La première section, « Idéalisme et pureté de la ligne », nous montre
avec des portraits (Autoportrait à l’âge de vingt ans, 1885)
ou des nus (Le Bain turc, 1907), le style de Vallotton. La
deuxième, « Perspectives aplaties », décrit la façon dont l’artiste
représente l’espace, avec des vues plongeantes (Scène de rue
à Paris, 1897) ou un horizon très haut (La Grève blanche,
Vasouy, 1913). La troisième, « Refoulement et mensonge » nous
montre comment Vallotton arrange ses décors pour présenter des saynètes
(La Chambre rouge, 1898 ; Intérieur avec femme en rouge
de dos, 1903).
Avec « Un regard photographique », nous voyons l’usage que Vallotton
faisait des photographies, les siennes ou celles qu’il trouvait
dans des ouvrages spécialisés, comme L’Etude académique (1904
; 1911), pour composer ses toiles. En regard de ses tableaux, les
commissaires ont mis les photographies dont il s’est probablement
inspiré (Femme fouillant dans un placard, 1901). Parfois
il a utilisé plusieurs photos d’où d’étranges bizarreries dans la
perspective (Le Ballon, 1899) !
Une section, « La violence tragique d’une tache noire », tirée d’un
commentaire de Thadée Natanson de 1899, est entièrement consacrée
à ses gravures sur bois. On y trouve des portraits d’écrivains (A
Edgar Poe), des paysages (Le Mont Blanc) et des séries
comme la suite Intimités ou le noir occupe plus d’espace
que le blanc. Vallotton abandonnera la gravure et la lithographie
en 1890 pour se consacrer uniquement à la peinture.
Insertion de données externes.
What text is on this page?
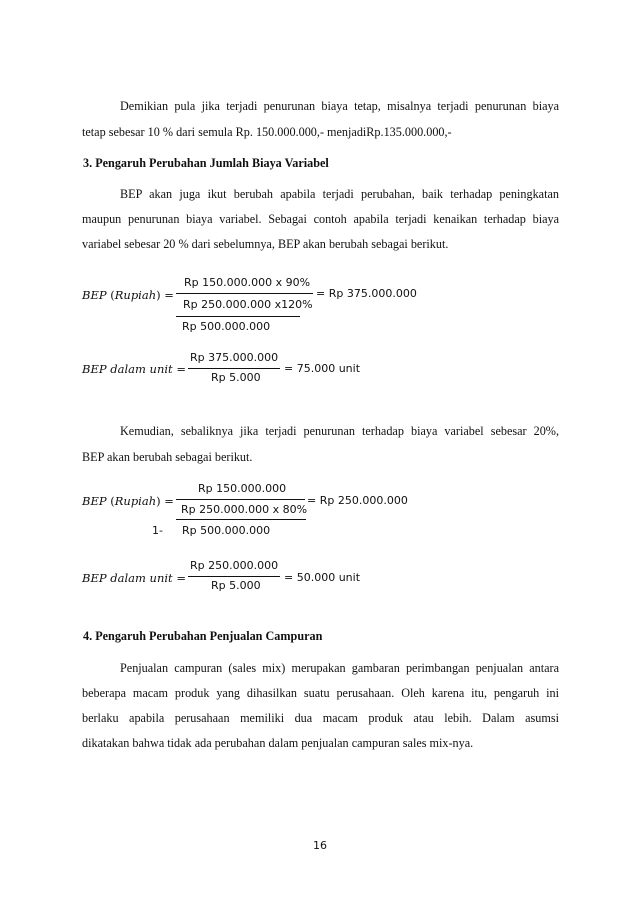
Demikian pula jika terjadi penurunan biaya tetap, misalnya terjadi penurunan biaya
tetap sebesar 10 % dari semula Rp. 150.000.000,- menjadiRp.135.000.000,-
3. Pengaruh Perubahan Jumlah Biaya Variabel
BEP akan juga ikut berubah apabila terjadi perubahan, baik terhadap peningkatan
maupun penurunan biaya variabel. Sebagai contoh apabila terjadi kenaikan terhadap biaya
variabel sebesar 20 % dari sebelumnya, BEP akan berubah sebagai berikut.
BEP (Rupiah) =
Rp 150.000.000 x 90%
Rp 250.000.000 x120%
Rp 500.000.000
= Rp 375.000.000
BEP dalam unit =
Rp 375.000.000
Rp 5.000
= 75.000 unit
Kemudian, sebaliknya jika terjadi penurunan terhadap biaya variabel sebesar 20%,
BEP akan berubah sebagai berikut.
BEP (Rupiah) =
Rp 150.000.000
Rp 250.000.000 x 80%
1- Rp 500.000.000
= Rp 250.000.000
BEP dalam unit =
Rp 250.000.000
Rp 5.000
= 50.000 unit
4. Pengaruh Perubahan Penjualan Campuran
Penjualan campuran (sales mix) merupakan gambaran perimbangan penjualan antara
beberapa macam produk yang dihasilkan suatu perusahaan. Oleh karena itu, pengaruh ini
berlaku apabila perusahaan memiliki dua macam produk atau lebih. Dalam asumsi
dikatakan bahwa tidak ada perubahan dalam penjualan campuran sales mix-nya.
16
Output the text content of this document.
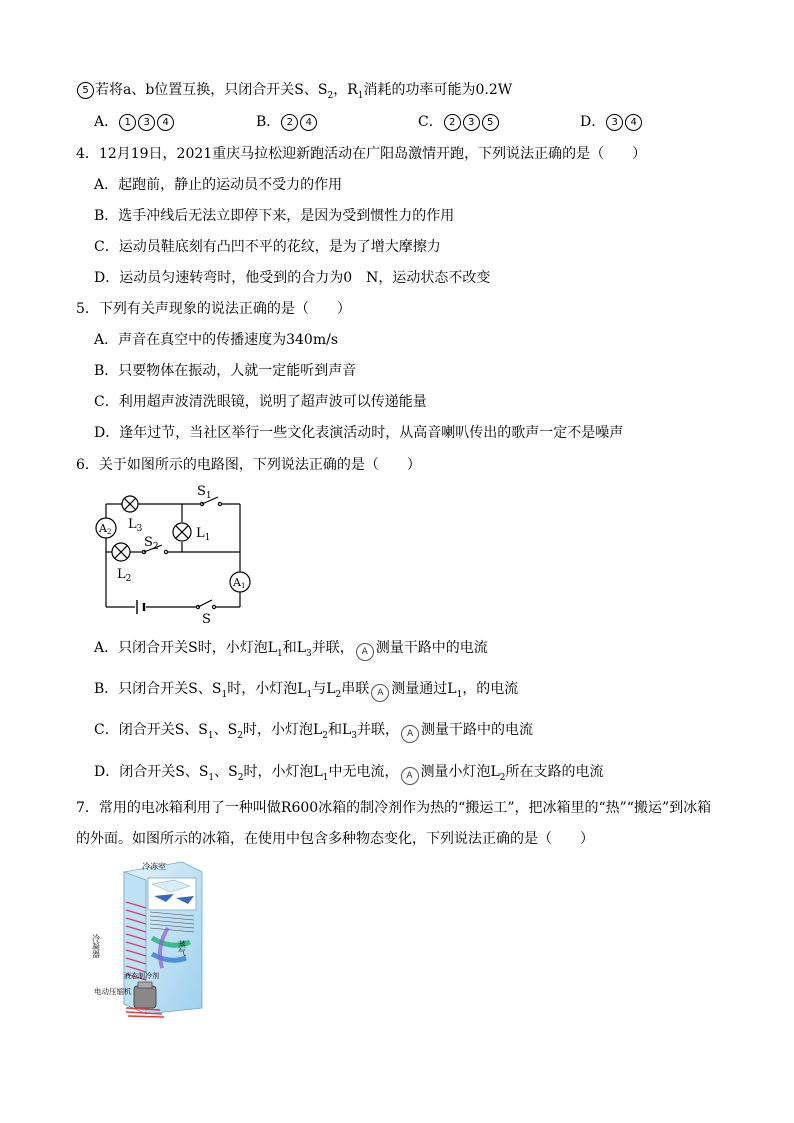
5 若将a、b位置互换，只闭合开关S、$S_2$，$R_1$消耗的功率可能为0.2W
A． 1 3 4	B． 2 4	C． 2 3 5	D． 3 4
4．12月19日，2021重庆马拉松迎新跑活动在广阳岛激情开跑，下列说法正确的是（　　）
A．起跑前，静止的运动员不受力的作用
B．选手冲线后无法立即停下来，是因为受到惯性力的作用
C．运动员鞋底刻有凸凹不平的花纹，是为了增大摩擦力
D．运动员匀速转弯时，他受到的合力为0　N，运动状态不改变
5．下列有关声现象的说法正确的是（　　）
A．声音在真空中的传播速度为340m/s
B．只要物体在振动，人就一定能听到声音
C．利用超声波清洗眼镜，说明了超声波可以传递能量
D．逢年过节，当社区举行一些文化表演活动时，从高音喇叭传出的歌声一定不是噪声
6．关于如图所示的电路图，下列说法正确的是（　　）
$S_1$
$L_3$	$L_1$
A2
$L_2$
$S_2$
A1
S
A．只闭合开关S时，小灯泡$L_1$和$L_3$并联， A 测量干路中的电流
B．只闭合开关S、$S_1$时，小灯泡$L_1$与$L_2$串联 A 测量通过$L_1$，的电流
C．闭合开关S、$S_1$、$S_2$时，小灯泡$L_2$和$L_3$并联， A 测量干路中的电流
D．闭合开关S、$S_1$、$S_2$时，小灯泡$L_1$中无电流， A 测量小灯泡$L_2$所在支路的电流
7．常用的电冰箱利用了一种叫做R600冰箱的制冷剂作为热的“搬运工”，把冰箱里的“热”“搬运”到冰箱
的外面。如图所示的冰箱，在使用中包含多种物态变化，下列说法正确的是（　　）
冷冻室
蒸气
冷凝器
液态制冷剂
电动压缩机
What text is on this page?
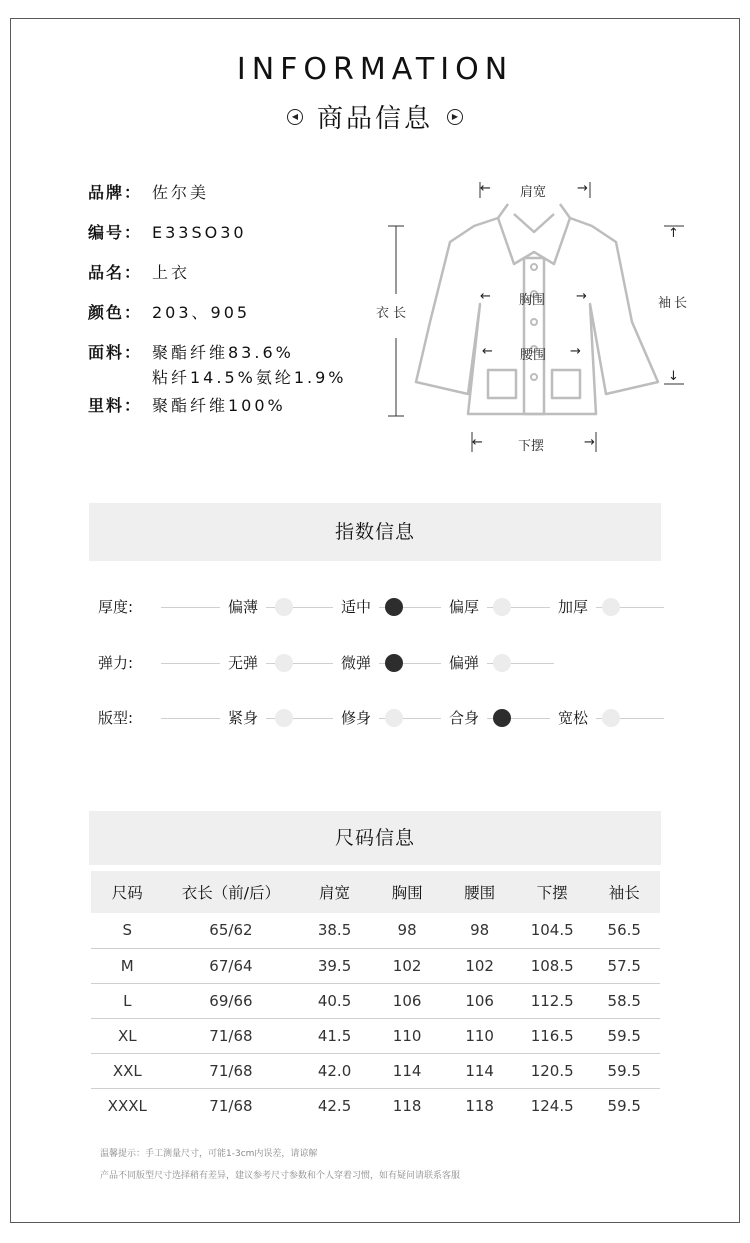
INFORMATION
◀ 商品信息	▶
品牌： 佐尔美
编号： E33SO30
品名： 上衣
颜色： 203、905
面料： 聚酯纤维83.6%
粘纤14.5%氨纶1.9%
里料： 聚酯纤维100%
← 肩宽 →
衣长
← 胸围 →
← 腰围 →
←	下摆	→
↑
袖长
↓
指数信息
厚度:	偏薄	适中	偏厚	加厚
弹力:	无弹	微弹	偏弹
版型:	紧身	修身	合身	宽松
尺码信息
尺码	衣长（前/后）	肩宽	胸围	腰围	下摆	袖长
S	65/62	38.5	98	98	104.5	56.5
M	67/64	39.5	102	102	108.5	57.5
L	69/66	40.5	106	106	112.5	58.5
XL	71/68	41.5	110	110	116.5	59.5
XXL	71/68	42.0	114	114	120.5	59.5
XXXL	71/68	42.5	118	118	124.5	59.5
温馨提示：手工测量尺寸，可能1-3cm内误差，请谅解
产品不同版型尺寸选择稍有差异，建议参考尺寸参数和个人穿着习惯，如有疑问请联系客服
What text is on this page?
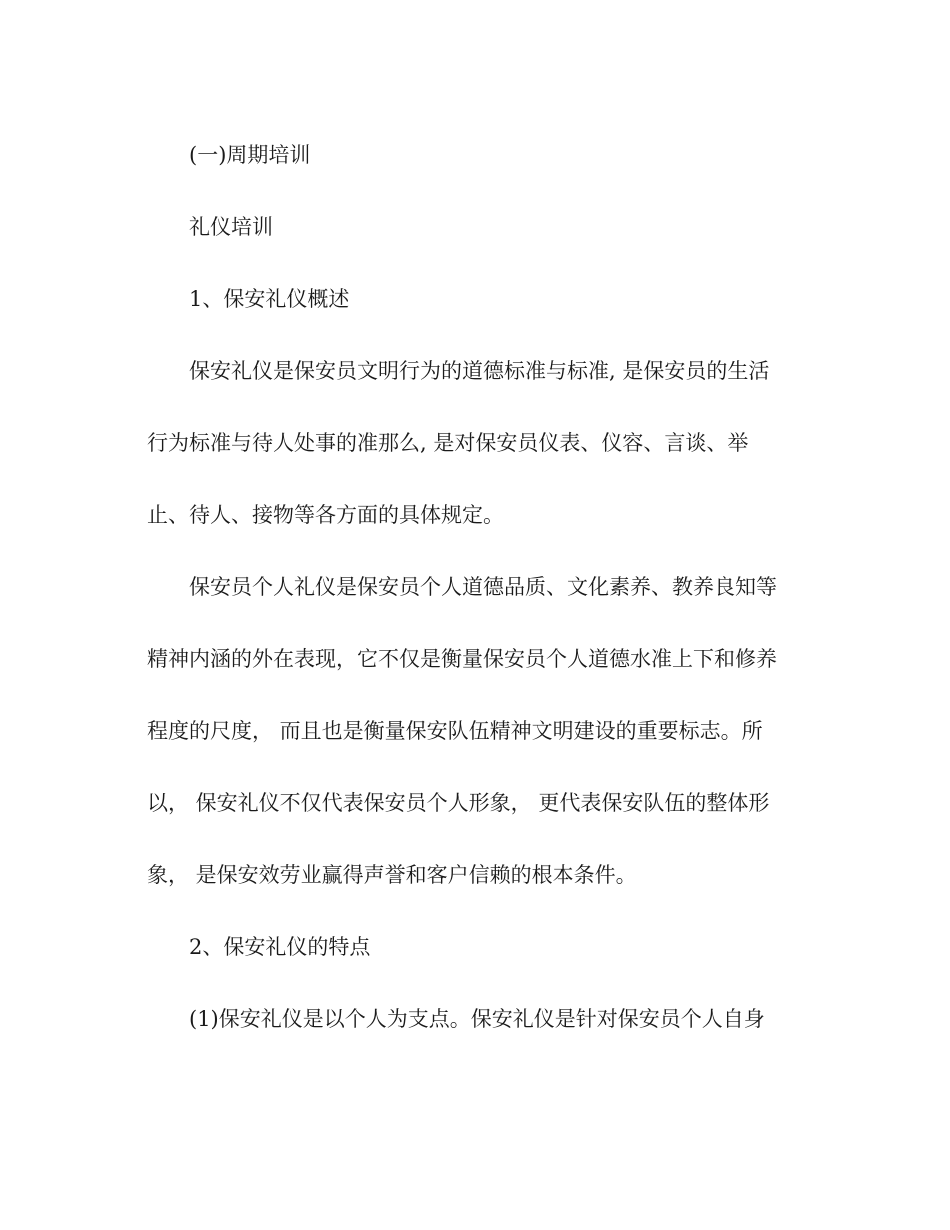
(一)周期培训
礼仪培训
1、保安礼仪概述
保安礼仪是保安员文明行为的道德标准与标准, 是保安员的生活
行为标准与待人处事的准那么, 是对保安员仪表、仪容、言谈、举
止、待人、接物等各方面的具体规定。
保安员个人礼仪是保安员个人道德品质、文化素养、教养良知等
精神内涵的外在表现，它不仅是衡量保安员个人道德水准上下和修养
程度的尺度， 而且也是衡量保安队伍精神文明建设的重要标志。所
以， 保安礼仪不仅代表保安员个人形象， 更代表保安队伍的整体形
象， 是保安效劳业赢得声誉和客户信赖的根本条件。
2、保安礼仪的特点
(1)保安礼仪是以个人为支点。保安礼仪是针对保安员个人自身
Il la reprendra
cependant en 1916 pour sa série C’est la guerre !
Les sections suivantes traitent de différents sujets. Le premier
est « Le double féminin ». Vallotton a peint un grand nombre de
toiles avec deux personnages féminins, souvent distants, mais dans
des mises en scène lourdes de sous-entendus, comme il l’avouait
lui-même.
Avec « Erotisme glacé », nous avons des nus, de face, dans des poses
provocantes mais figées (L’Automne, 1908; Baigneuse de
face, fond gris, 1908 ; Femme couchée sur fond violet,
1924). C’est aussi dans cette section qu’est accrochée une composition
mystérieuse Le Bain au soir d’été (1892-1893) que l’on a
rapproché à La Fontaine de Jouvence.
Avec « Opulence de la matière », on peut voir aussi bien des natures
mortes (Poivrons rouges, 1915) que des portraits (Africaine,
1910), des nus (La Salamandre, 1900) et une curieuse Etude
de fesses (vers 1884)!
La neuvième section « Mythologies modernes » a fait sourire à son
époque où ce type de sujets n’avait plus cour. Vallotton les interprète
à sa manière, avec ses habituels nus plantureux, de façon parfois
ironique (Persée tuant le dragon, 1910), parfois dramatique
(Orphée dépecé, 1914) et même tellement osée (Femme nue
lutinant un Silène, 1907) que son marchand n’avait pas voulu
l’exposer !
Orphée dépecé nous conduit tout naturellement à la dernière
section, « C’est la guerre ! » où Vallotton présente de diverses
manières les conséquences dramatiques de la guerre de 1914-1918
(Verdun, 1917) ou de n’importe quel conflit (L’Homme poignardé,
1916). En conclusion c’est une magnifique rétrospective qu’il faut
absolument voir. R.P. Grand Palais 8e. Jusqu’au 20 janvier 2014.